Add-only; not yet wired into any orchestrator.
Extracts handle_terminal_exception: the shared except-branch behavior for
the chat orchestrators. Classifies the raised exception, logs the
structured chat_stream error event, and emits the terminal-error SSE
frame + done sentinel via the streaming service.
Add-only; nothing imports it yet.
Centralizes the premium-credits lifecycle for chat turns:
* needs_premium_quota: gate check (premium user + non-fallback config).
* PremiumReservation: dataclass capturing reservation state + token totals.

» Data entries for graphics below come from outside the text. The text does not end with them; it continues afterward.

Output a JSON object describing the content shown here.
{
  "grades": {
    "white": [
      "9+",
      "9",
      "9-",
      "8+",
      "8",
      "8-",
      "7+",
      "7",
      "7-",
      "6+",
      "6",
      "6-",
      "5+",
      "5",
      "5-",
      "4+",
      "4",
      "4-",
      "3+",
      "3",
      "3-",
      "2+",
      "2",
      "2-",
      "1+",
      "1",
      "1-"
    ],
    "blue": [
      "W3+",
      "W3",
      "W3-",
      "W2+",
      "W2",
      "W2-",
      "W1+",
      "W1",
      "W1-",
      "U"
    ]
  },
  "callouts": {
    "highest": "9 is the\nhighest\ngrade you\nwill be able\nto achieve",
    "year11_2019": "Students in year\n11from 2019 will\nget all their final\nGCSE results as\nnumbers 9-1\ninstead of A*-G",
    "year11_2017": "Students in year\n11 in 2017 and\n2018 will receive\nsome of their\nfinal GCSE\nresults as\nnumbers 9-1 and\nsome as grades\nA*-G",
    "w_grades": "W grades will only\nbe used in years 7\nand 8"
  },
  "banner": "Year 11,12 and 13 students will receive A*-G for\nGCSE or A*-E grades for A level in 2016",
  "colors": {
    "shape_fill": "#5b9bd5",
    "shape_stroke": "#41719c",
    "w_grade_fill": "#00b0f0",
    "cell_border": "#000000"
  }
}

* reserve_premium / finalize_premium / release_premium: idempotent
reservation, commit, and rollback used by the orchestrators.

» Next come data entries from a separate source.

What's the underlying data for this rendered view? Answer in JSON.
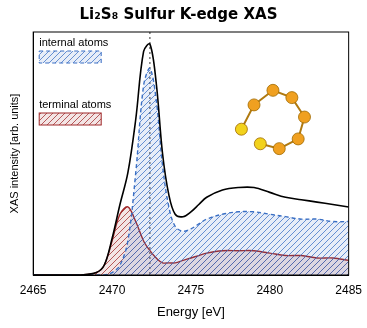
{
  "chart_data": {
    "type": "line",
    "title": "Li₂S₈ Sulfur K-edge XAS",
    "x_label": "Energy [eV]",
    "y_label": "XAS intensity [arb. units]",
    "x": [
      2465,
      2466,
      2467,
      2468,
      2469,
      2469.5,
      2470,
      2470.5,
      2471,
      2471.5,
      2472,
      2472.4,
      2472.8,
      2473.2,
      2473.6,
      2474,
      2474.5,
      2475,
      2475.5,
      2476,
      2477,
      2478,
      2479,
      2480,
      2481,
      2482,
      2483,
      2484,
      2485
    ],
    "series": [
      {
        "color": "#000000",
        "values": [
          0,
          0,
          0,
          0,
          0.01,
          0.04,
          0.15,
          0.29,
          0.42,
          0.64,
          0.92,
          0.95,
          0.79,
          0.5,
          0.33,
          0.25,
          0.24,
          0.26,
          0.29,
          0.32,
          0.35,
          0.36,
          0.36,
          0.34,
          0.32,
          0.31,
          0.3,
          0.29,
          0.28
        ]
      },
      {
        "name": "internal atoms",
        "color": "#3a6fc4",
        "line_style": "dashed",
        "values": [
          0,
          0,
          0,
          0,
          0,
          0,
          0.01,
          0.04,
          0.14,
          0.42,
          0.78,
          0.85,
          0.72,
          0.45,
          0.28,
          0.2,
          0.18,
          0.19,
          0.21,
          0.23,
          0.25,
          0.26,
          0.26,
          0.25,
          0.24,
          0.23,
          0.23,
          0.22,
          0.22
        ]
      },
      {
        "name": "terminal atoms",
        "color": "#a0282a",
        "values": [
          0,
          0,
          0,
          0,
          0.01,
          0.04,
          0.14,
          0.25,
          0.28,
          0.22,
          0.14,
          0.1,
          0.07,
          0.05,
          0.05,
          0.05,
          0.06,
          0.07,
          0.08,
          0.09,
          0.1,
          0.1,
          0.1,
          0.09,
          0.08,
          0.08,
          0.07,
          0.07,
          0.06
        ]
      }
    ],
    "xlim": [
      2465,
      2485
    ],
    "xticks": [
      2465,
      2470,
      2475,
      2480,
      2485
    ],
    "ylim": [
      0,
      1
    ],
    "yticks": [],
    "tick_labels": "x",
    "grid": false,
    "legend": "upper left",
    "vline": 2472.4
  }
}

Add-only; legacy stream_new_chat.py keeps its inline quota handling
until cutover.
Six small, single-purpose modules shared by the upcoming new_chat and
resume_chat orchestrators:
* llm_bundle: dispatches negative config_id to the YAML loader and
non-negative config_id to the DB loader, returning (llm, AgentConfig).
* pre_stream_setup: builds the connector service, resolves the
Firecrawl API key, and returns the chat checkpointer.
* first_frames: iter_initial_frames + iter_final_frames emit the canonical
message-start / step-start / idle / finish / done SSE envelope.
* finalize_emit: iter_token_usage_frame emits the per-turn usage frame
from a TokenAccumulator summary.
* finally_cleanup: close_session_and_clear_ai_responding and run_gc_pass
centralize the finally-block bookkeeping.
* span: open_chat_request_span / set_agent_mode / close_chat_request_span /
record_outcome_attrs wrap the OpenTelemetry chat_request span.
Add-only; these are not yet wired into stream_new_chat.py.